Please find the corrected input files attached. I have also attached OUTCAR and OSZICAR.
I sincerely apologize for having sent a corrupted INCAR file earlier — I didn’t notice the issue at that time.
Hi,
I noticed that ISPIN=2 in INCAR, which means a spin-polarized calculation. For such calculations one should usually specify reasonable initial magnetic moments (value and sign) on the atoms (with MAGMOM), otherwise the initial magnetic moments are by default set to 1 for all atoms, which is probably not physically meaningful for your system. Such non-physical solutions may lead to technical problems and possibly to a crash of the calculation. Thus, I suggest that you restart your calculation with MAGMOM set to some meaningful choice (and do not forget to delete the old WAVECAR file before restarting the calculation).
Dear Expert,
I have performed the calculation, including the MAGMOM tag. This time, I encountered the error "Error EDDDAV: Call to ZHEGV failed. Returncode = 18 2 20".
Here, I have attached the input and output files for your reference. Please have a look.
Hi,
The calculation crashed at the beginning of the second ionic step. In the OUTCAR, we can see that the forces at the first ionic step are large on atoms 20 and 53 (search for TOTAL-FORCE in OUTCAR) . These two atoms form a bond and it may possibly be that the distance between these two atoms is unrealistic. Do you still have the CONTCAR file that was generated at the end of the first ionic step (and used for the second ionic step)?

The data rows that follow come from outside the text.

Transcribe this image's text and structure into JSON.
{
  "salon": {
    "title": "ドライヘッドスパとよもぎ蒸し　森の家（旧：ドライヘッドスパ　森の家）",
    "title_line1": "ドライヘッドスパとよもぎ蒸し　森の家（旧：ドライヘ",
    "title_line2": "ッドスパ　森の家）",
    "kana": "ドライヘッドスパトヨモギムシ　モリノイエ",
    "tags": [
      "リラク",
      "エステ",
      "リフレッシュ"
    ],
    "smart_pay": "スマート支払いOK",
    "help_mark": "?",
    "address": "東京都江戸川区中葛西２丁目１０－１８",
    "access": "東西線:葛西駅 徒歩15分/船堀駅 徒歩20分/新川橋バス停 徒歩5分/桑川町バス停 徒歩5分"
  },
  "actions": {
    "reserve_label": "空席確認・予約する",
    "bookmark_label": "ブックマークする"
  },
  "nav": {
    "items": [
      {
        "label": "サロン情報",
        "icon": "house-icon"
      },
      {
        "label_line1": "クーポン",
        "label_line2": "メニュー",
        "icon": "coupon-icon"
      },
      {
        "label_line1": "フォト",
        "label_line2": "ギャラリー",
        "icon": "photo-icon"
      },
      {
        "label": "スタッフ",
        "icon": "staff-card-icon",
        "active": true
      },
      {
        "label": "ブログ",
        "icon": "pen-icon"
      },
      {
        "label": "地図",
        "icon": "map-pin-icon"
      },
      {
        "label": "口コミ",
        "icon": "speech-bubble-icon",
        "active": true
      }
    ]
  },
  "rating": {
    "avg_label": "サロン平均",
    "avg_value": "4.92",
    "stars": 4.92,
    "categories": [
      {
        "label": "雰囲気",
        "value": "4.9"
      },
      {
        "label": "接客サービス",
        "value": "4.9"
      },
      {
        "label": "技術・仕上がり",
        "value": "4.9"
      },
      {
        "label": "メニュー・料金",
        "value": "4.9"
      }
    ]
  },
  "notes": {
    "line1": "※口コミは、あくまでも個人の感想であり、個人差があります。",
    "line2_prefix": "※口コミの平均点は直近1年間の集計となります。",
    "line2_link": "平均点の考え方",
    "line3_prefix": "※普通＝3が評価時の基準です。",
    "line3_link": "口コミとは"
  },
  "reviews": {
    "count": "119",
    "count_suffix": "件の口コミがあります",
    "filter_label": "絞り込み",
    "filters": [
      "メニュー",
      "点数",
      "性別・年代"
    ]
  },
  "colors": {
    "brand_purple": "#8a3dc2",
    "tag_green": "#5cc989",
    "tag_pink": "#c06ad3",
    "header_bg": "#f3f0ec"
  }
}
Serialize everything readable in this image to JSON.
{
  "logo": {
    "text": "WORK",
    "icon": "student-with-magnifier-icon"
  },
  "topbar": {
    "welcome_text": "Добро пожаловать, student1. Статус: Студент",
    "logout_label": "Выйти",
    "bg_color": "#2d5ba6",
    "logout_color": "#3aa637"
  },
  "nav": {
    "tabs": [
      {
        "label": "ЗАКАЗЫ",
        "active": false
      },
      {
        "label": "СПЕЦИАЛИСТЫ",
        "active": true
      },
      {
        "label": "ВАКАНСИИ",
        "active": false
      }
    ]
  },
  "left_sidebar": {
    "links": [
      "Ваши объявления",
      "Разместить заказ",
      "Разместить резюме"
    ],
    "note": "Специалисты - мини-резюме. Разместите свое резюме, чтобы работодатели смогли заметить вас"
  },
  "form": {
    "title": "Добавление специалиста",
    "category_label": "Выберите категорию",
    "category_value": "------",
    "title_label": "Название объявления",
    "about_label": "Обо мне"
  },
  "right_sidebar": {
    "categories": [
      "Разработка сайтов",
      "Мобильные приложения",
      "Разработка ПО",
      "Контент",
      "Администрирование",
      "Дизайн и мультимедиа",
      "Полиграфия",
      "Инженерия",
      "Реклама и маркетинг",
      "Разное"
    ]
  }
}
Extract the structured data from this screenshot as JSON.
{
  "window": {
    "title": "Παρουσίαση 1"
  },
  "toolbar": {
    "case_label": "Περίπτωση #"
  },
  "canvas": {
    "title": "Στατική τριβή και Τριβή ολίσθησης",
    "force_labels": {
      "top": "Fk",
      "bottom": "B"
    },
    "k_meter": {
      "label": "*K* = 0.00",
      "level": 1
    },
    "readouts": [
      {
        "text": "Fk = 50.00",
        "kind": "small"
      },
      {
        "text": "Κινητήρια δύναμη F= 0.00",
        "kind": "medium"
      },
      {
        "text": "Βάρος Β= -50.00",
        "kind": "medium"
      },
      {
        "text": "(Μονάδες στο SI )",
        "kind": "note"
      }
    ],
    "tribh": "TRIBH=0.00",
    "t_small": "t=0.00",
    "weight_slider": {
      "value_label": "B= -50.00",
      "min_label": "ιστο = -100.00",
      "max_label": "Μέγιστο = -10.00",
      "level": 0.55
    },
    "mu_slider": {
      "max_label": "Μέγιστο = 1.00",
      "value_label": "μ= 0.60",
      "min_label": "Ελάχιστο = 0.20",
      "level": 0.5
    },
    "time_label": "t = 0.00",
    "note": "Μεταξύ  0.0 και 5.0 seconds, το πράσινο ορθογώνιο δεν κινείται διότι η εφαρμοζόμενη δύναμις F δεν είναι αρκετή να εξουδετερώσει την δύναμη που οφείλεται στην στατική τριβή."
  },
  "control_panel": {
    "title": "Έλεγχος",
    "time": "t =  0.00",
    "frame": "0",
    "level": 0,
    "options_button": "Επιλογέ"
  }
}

Please find the attached CONTCAR generated after the first iteration.
I had a closer look at the geometry, and it seems that the crash is a consequence of the bond length between the O atom (atom no. 53) and one of the Bi atoms (no. 20) that is unrealistically too small (1.4 Å). Attached, is a modified POSCAR file, where the O atom is at a higher \(z\)-position such that the Bi-O bond length is about 2.5 Å. With this POSCAR no crash occurs at the second ionic step.